Mon expérience personnelle de Vladimir Poutine

LONDRES – Le président russe Vladimir Poutine se contenterait-il, comme la plupart des dirigeants politiques, de déformer la vérité afin de servir les intérêts de son pays ? Ou peut-on aller jusqu’à considérer qu’il gouvernerait la Russie et interagirait avec ses voisins et le reste du monde selon une imprudente démarche mensongère, appuyée par des médias nationaux totalement soumis à sa cause ? Le plus souvent, il suffit de faire appel à ce que nous constatons et entendons pour répondre aux questions de ce type. Néanmoins, l’expérience personnelle peut parfois se révéler fort utile.

J’ai rencontré Poutine pour la première fois en octobre 1999, à Helsinki, alors que j’assistais, en tant que Commissaire aux affaires étrangères de l’UE, à un sommet réunissant l’Union européenne et la Russie. Le président Boris Eltsine avait annulé sa présence à la dernière minute, étant apparemment « indisposé. » Il avait envoyé à sa place le nouveau Premier ministre en poste, Vladimir Poutine, dont le comportement m’apparut comme l’illustration même de cet adage selon lequel s’il est possible d’extraire un homme du KGB, nul ne saurait espérer le libérer de l’influence du KGB.
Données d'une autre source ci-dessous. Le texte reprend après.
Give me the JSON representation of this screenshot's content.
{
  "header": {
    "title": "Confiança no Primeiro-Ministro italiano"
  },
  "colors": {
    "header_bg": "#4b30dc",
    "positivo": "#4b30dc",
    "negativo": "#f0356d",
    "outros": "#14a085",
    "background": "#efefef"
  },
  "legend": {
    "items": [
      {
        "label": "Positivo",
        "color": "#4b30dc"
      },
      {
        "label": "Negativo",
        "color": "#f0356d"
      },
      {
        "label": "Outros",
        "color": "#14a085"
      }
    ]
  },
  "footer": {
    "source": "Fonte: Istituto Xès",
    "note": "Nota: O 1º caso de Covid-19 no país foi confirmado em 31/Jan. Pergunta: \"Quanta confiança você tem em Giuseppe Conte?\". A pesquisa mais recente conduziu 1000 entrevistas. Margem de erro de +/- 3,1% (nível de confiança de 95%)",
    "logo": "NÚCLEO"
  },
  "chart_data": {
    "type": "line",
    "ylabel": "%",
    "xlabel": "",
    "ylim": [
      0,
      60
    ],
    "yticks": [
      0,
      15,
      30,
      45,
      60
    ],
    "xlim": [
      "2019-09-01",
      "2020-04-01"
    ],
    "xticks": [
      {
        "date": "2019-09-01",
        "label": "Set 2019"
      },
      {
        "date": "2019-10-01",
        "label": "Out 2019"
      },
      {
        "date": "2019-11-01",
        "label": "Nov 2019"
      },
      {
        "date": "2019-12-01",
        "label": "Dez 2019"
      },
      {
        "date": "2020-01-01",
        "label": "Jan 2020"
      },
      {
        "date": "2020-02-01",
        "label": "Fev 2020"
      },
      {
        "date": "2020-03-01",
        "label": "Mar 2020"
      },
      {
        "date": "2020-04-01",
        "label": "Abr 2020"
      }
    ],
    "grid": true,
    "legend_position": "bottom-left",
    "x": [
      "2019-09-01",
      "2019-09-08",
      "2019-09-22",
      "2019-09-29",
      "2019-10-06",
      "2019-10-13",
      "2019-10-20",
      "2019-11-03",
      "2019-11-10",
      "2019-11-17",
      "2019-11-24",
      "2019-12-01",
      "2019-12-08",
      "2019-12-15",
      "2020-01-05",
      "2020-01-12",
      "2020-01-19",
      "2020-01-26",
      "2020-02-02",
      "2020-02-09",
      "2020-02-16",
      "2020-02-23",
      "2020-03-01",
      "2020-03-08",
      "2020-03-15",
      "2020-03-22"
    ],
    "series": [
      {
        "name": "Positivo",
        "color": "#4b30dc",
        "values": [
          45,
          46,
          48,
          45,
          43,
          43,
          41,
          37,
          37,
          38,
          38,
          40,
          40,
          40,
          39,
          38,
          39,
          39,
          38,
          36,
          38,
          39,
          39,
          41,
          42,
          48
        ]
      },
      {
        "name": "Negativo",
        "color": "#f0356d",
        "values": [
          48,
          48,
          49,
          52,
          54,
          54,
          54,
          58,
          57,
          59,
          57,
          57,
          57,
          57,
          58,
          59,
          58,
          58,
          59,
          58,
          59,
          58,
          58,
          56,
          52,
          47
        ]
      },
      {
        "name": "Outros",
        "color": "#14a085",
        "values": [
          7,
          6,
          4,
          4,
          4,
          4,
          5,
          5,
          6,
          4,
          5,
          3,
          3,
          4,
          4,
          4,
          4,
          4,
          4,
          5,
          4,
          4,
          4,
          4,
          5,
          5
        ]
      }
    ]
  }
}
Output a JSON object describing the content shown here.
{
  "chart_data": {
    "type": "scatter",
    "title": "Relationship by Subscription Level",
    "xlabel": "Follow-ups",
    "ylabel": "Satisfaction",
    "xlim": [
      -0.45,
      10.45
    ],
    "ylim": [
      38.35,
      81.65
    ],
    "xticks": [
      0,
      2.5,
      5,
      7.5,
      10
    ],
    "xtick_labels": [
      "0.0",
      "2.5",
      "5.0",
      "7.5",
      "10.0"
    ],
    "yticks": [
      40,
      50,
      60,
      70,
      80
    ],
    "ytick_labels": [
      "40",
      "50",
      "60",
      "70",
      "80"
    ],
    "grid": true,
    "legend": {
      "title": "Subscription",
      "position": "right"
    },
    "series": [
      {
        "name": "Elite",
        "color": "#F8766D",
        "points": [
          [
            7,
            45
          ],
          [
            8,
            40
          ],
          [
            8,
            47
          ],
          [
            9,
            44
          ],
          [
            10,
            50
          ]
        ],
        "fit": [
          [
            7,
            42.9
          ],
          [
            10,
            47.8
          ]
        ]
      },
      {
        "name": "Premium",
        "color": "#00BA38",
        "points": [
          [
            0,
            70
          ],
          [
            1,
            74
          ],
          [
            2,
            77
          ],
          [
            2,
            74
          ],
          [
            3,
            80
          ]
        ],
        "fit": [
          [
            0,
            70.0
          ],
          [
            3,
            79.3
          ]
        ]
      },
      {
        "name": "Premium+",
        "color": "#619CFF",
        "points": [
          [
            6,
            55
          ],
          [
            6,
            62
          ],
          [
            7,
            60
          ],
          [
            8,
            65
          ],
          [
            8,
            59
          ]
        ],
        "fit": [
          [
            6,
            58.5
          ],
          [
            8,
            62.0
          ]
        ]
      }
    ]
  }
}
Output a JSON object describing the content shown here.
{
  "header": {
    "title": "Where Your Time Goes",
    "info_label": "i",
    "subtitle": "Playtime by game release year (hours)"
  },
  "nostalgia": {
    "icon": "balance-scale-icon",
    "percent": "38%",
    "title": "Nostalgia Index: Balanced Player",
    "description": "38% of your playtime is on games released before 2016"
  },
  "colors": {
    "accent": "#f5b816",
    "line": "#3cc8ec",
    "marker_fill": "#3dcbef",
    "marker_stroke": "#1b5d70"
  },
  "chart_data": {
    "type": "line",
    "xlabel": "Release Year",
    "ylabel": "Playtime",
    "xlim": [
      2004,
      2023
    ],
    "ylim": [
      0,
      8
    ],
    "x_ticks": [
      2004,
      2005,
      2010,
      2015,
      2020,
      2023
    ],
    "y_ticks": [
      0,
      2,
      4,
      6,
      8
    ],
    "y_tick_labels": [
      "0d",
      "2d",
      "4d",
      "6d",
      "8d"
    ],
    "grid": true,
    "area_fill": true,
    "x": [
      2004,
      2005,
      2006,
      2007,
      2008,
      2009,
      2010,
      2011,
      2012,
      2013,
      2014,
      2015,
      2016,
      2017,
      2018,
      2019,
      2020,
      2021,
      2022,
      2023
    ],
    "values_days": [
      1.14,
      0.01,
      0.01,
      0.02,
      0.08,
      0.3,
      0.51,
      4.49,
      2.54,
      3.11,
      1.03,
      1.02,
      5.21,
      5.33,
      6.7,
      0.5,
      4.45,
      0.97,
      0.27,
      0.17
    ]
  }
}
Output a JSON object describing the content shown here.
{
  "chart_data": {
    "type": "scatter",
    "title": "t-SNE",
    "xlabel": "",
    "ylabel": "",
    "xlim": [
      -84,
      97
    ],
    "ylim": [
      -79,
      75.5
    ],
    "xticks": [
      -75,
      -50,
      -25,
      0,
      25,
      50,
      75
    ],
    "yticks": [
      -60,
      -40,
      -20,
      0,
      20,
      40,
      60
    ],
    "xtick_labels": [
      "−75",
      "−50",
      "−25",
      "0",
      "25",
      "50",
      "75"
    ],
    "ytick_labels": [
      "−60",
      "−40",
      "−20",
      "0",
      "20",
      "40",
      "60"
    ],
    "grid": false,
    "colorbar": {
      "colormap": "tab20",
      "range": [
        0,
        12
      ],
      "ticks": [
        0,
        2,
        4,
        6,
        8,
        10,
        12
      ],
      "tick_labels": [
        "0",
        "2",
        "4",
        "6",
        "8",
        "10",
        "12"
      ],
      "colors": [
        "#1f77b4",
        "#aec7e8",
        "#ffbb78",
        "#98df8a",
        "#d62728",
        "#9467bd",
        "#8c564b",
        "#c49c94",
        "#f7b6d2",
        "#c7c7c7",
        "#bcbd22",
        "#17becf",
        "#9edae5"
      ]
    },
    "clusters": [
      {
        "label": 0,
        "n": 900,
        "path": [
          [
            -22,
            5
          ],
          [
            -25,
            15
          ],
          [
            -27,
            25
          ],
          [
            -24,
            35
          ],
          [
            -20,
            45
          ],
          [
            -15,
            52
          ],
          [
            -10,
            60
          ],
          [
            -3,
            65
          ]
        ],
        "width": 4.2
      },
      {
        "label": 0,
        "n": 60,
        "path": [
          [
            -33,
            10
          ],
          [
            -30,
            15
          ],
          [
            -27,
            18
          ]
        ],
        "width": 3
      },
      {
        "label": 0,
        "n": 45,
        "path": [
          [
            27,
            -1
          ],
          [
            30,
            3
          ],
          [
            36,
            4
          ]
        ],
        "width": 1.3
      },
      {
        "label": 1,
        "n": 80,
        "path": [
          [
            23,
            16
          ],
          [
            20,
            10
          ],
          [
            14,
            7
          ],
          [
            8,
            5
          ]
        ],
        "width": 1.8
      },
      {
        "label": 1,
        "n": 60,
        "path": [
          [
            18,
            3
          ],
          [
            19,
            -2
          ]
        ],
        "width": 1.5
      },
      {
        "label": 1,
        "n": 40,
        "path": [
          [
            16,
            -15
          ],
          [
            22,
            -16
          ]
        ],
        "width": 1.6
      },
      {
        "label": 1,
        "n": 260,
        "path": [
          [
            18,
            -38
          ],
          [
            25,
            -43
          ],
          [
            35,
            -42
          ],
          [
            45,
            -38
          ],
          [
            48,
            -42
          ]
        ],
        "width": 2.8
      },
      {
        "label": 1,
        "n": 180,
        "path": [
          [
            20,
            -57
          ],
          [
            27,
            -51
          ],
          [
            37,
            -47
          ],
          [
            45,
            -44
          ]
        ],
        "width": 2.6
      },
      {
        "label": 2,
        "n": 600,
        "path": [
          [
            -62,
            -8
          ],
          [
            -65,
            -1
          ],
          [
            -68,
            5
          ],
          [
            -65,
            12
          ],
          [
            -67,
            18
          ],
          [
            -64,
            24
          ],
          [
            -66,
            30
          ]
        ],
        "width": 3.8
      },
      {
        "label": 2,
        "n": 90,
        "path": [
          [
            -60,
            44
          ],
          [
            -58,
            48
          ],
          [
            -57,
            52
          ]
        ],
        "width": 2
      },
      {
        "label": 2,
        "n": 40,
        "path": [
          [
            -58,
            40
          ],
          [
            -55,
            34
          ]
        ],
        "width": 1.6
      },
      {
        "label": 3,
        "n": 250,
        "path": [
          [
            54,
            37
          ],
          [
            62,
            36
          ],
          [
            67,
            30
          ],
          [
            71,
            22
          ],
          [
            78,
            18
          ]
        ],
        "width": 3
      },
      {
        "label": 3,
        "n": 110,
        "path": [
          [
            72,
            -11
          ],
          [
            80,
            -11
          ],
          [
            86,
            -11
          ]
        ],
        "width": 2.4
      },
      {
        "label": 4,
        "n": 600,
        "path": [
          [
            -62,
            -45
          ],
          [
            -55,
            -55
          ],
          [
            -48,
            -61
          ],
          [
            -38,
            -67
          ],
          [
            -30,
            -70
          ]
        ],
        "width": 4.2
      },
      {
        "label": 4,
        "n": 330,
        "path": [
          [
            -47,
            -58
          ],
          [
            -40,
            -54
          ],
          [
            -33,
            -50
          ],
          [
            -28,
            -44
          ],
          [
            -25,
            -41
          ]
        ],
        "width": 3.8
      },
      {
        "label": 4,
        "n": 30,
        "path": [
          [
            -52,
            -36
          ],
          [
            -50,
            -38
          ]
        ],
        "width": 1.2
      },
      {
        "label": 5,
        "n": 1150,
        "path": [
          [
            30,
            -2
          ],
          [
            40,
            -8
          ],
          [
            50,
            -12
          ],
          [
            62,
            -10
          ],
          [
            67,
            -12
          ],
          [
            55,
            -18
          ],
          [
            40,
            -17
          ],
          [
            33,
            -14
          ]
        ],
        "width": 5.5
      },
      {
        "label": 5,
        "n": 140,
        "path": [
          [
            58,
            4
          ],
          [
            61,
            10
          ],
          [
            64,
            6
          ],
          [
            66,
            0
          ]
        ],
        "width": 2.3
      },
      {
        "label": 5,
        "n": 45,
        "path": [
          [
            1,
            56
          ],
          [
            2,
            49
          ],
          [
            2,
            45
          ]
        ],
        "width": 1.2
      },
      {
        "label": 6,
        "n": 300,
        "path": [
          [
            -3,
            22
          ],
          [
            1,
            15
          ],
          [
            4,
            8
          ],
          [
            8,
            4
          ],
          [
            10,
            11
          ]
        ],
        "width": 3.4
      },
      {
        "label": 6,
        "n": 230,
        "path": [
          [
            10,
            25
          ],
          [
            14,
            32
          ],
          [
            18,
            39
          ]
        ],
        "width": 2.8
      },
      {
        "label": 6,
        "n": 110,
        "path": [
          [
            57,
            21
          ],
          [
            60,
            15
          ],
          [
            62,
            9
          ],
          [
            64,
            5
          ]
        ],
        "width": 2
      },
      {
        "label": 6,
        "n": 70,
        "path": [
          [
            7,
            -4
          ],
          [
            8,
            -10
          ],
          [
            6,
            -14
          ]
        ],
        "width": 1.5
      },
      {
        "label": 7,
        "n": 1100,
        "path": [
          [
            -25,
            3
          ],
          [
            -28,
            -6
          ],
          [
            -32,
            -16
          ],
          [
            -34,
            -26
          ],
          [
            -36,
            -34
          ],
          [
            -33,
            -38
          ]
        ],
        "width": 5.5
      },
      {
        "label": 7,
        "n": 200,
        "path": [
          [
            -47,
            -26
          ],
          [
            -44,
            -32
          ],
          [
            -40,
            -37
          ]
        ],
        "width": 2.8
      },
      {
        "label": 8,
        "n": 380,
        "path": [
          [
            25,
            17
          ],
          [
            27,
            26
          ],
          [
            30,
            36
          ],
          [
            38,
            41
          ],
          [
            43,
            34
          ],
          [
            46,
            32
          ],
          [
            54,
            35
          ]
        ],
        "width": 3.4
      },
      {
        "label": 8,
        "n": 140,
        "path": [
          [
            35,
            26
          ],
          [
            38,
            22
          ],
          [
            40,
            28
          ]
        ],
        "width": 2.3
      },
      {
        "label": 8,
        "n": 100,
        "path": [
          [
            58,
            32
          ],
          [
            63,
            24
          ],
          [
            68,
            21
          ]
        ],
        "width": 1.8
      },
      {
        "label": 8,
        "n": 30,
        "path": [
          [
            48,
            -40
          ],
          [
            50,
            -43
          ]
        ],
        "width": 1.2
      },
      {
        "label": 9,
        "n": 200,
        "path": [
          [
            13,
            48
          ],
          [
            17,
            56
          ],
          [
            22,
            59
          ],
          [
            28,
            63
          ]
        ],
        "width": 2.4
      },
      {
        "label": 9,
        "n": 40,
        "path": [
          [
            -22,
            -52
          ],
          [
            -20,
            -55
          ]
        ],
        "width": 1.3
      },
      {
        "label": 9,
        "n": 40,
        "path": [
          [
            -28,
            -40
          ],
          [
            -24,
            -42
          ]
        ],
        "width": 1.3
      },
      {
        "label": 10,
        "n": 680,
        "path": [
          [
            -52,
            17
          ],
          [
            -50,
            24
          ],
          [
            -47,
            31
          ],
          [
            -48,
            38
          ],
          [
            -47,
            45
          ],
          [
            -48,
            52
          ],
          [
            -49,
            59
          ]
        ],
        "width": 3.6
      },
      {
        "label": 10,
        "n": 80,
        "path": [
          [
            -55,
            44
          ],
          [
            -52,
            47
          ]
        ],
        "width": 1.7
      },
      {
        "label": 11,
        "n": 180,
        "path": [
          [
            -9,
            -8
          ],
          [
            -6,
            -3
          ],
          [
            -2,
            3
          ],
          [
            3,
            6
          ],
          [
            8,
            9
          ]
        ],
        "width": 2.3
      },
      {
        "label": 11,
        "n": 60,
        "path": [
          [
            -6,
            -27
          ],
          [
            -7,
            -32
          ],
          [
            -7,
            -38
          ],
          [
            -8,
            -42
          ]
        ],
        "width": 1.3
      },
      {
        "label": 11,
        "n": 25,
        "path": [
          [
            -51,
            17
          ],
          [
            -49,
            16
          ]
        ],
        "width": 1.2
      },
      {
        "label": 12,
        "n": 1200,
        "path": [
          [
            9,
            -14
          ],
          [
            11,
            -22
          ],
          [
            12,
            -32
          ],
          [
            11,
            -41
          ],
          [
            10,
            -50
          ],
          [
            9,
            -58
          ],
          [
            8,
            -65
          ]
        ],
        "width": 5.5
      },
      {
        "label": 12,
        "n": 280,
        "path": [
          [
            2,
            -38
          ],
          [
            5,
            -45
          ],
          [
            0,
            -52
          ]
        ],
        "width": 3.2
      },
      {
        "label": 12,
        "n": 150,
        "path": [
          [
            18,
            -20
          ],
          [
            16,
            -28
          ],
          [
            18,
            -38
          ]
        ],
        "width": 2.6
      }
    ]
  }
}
Lors de la préparation de cette réunion au cours de la matinée, la délégation européenne eut connaissance de la survenance d’une explosion à Grozny, capitale de la Tchétchénie, à l’origine du décès de plusieurs personnes. Lorsque Poutine arriva, nous l’interrogeâmes sur cet incident. Il répondit qu’il n’en savait rien, promettant toutefois de déterminer ce qu’il s’était produit d’ici le déjeuner.

Lors de nos discussions du midi, il rapporta que l’explosion avait été perpétrée par des terroristes tchétchènes, dans le cadre d’une contrebande d’armes. À ce stade, nous avions appris qu’un assaut de l’armée russe était à l’origine de la tuerie ; il apparut par la suite qu’une salve de missiles balistiques russes (probablement des Scuds) avait coûté la vie à plus d’une centaine de personnes.